Richard Jones' Log: PyPI Categories

Fri, 18 Jun 2004

What could be done to make the PyPI categories better? An argument has been put forward that the current PyPI categories are useless. I happen to believe otherwise. Historically, the full list derives from a combination of the lists of sourceforge and freshmeat. I'm willing to concede that they're not perfect. Witness the multiple X11 window managers named when a single "window managers" category would do. Even given that, I believe they're a damn good start.

Some PyPI statistics about occurence of classifiers:

 Number of packages% of total% of those with classifiers
All493 (wow!)  
Any classifiers37375% 
Development Status34970%93%
Programming Language297 (hmm ;)60%79%
Intended Audience28257%75%
Natural Language13427%35%

I reckon that's pretty good...

If you have any suggestions about potential changes to the categories, I'd be happy to hear them. I'd prefer that the suggestions be made on the catalog SIG mailing list though, or perhaps comments on this log entry, rather than directly to me, please ;) Questions to answer:

  1. What's missing?
  2. If the classifiers aren't missing, then what's the impediment to using them?
  3. Should PyPI require specification of at least one of each of the top-level categories?
  4. Somewhat related: Is the PyPI browse interface at all useful?

OTOH, wow! Almost 500 packages indexed in about 6 months! :)

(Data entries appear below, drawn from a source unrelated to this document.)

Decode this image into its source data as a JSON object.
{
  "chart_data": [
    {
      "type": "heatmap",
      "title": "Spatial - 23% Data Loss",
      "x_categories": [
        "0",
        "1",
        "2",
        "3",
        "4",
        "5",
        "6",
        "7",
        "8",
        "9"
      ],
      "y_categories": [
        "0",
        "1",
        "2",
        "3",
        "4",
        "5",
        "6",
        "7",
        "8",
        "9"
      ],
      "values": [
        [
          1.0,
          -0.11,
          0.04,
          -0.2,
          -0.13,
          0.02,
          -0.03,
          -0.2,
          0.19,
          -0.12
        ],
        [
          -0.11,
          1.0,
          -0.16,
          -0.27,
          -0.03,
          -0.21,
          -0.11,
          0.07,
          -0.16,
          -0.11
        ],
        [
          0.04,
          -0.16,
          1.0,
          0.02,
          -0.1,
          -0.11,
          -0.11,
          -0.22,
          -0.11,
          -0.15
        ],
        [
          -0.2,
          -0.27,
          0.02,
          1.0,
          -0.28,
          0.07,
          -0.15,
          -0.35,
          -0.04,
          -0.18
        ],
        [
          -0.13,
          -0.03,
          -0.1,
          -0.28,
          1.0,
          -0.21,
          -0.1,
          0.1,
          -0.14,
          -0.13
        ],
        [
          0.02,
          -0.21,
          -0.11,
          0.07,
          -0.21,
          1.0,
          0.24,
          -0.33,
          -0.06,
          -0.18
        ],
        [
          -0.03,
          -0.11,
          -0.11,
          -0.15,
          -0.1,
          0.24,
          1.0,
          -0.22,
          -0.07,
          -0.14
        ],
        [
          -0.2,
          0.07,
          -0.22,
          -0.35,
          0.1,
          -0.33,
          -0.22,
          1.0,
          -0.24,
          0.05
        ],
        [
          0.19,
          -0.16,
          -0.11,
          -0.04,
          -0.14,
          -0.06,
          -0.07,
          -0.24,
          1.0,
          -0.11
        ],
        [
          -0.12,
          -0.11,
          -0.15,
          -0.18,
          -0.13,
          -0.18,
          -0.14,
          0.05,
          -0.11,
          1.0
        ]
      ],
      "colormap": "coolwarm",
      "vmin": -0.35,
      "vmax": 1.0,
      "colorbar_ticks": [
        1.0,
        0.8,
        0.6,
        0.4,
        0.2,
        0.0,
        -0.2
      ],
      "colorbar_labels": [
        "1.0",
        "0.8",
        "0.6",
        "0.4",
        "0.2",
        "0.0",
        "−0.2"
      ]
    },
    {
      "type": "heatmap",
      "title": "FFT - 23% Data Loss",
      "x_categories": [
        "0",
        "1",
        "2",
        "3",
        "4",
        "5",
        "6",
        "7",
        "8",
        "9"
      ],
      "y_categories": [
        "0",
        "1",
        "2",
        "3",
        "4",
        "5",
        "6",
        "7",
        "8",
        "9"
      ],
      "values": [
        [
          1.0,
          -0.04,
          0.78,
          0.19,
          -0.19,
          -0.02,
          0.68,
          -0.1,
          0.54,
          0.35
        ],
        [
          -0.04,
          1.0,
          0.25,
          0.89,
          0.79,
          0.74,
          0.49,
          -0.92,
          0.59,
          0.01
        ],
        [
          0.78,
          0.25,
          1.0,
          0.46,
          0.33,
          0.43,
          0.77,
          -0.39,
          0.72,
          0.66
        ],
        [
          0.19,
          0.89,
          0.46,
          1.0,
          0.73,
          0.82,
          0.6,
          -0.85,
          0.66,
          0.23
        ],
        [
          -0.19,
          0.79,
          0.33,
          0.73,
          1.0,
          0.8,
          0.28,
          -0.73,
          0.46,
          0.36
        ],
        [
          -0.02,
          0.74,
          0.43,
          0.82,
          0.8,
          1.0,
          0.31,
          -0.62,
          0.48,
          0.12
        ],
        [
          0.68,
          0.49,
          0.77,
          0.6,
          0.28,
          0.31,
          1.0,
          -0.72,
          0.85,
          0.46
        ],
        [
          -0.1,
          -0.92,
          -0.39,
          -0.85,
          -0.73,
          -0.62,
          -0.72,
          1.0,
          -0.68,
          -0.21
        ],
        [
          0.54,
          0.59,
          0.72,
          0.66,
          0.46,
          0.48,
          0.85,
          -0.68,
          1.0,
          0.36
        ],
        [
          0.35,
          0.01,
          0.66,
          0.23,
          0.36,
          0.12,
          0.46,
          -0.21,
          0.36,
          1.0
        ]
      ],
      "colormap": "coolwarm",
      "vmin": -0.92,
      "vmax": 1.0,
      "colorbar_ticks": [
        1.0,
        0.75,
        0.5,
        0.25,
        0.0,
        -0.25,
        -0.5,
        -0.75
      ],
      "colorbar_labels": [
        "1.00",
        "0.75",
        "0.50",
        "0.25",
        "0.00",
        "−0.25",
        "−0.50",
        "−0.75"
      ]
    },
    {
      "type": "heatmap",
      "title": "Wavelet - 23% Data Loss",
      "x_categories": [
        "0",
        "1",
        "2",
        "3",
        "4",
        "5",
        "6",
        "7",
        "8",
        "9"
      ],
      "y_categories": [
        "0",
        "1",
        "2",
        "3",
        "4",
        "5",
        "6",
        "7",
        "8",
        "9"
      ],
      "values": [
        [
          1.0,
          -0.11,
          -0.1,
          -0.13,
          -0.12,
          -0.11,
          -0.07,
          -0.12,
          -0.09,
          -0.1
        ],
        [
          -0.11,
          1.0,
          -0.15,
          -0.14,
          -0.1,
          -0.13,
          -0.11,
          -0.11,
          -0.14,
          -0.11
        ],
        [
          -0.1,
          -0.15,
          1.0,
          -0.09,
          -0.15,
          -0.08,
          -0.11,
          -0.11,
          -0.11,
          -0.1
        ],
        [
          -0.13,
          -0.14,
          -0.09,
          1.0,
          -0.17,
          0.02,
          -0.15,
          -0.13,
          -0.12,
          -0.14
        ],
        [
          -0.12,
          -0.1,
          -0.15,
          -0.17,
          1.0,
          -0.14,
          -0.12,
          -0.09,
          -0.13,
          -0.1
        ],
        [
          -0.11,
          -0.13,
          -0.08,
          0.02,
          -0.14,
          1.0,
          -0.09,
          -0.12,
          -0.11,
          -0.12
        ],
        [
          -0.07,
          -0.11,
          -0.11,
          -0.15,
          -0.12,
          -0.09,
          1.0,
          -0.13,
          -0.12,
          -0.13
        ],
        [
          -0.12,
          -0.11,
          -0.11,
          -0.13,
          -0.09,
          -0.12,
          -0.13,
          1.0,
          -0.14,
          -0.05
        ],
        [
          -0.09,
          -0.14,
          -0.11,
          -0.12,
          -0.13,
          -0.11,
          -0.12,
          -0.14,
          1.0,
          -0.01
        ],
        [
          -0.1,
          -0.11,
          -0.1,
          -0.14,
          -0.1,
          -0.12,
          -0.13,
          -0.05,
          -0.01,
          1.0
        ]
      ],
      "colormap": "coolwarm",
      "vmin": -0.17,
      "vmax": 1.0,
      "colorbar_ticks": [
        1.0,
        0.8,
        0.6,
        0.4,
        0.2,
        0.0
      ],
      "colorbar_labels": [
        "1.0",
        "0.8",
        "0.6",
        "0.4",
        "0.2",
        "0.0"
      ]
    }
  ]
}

Comment by anthony baxter on Wed, 23 Jun 2004

My main problem with the categories is that they're a pain in the arse to enter and get right.

I'd much rather see something like
['Category', 'Subcategory', 'Subsubcategory' ] than the current magic string format.

Comment by Richard on Wed, 23 Jun 2004

There's no reason why the distutils register command couldn't convert ['Category', 'Subcategory', 'Subsubcategory'] into 'Category :: Subcategory :: Subsubcategory' before submission.

I guess I kinda assumed people would cut-n-paste from the list (which is why I added the --list-classifiers) argument.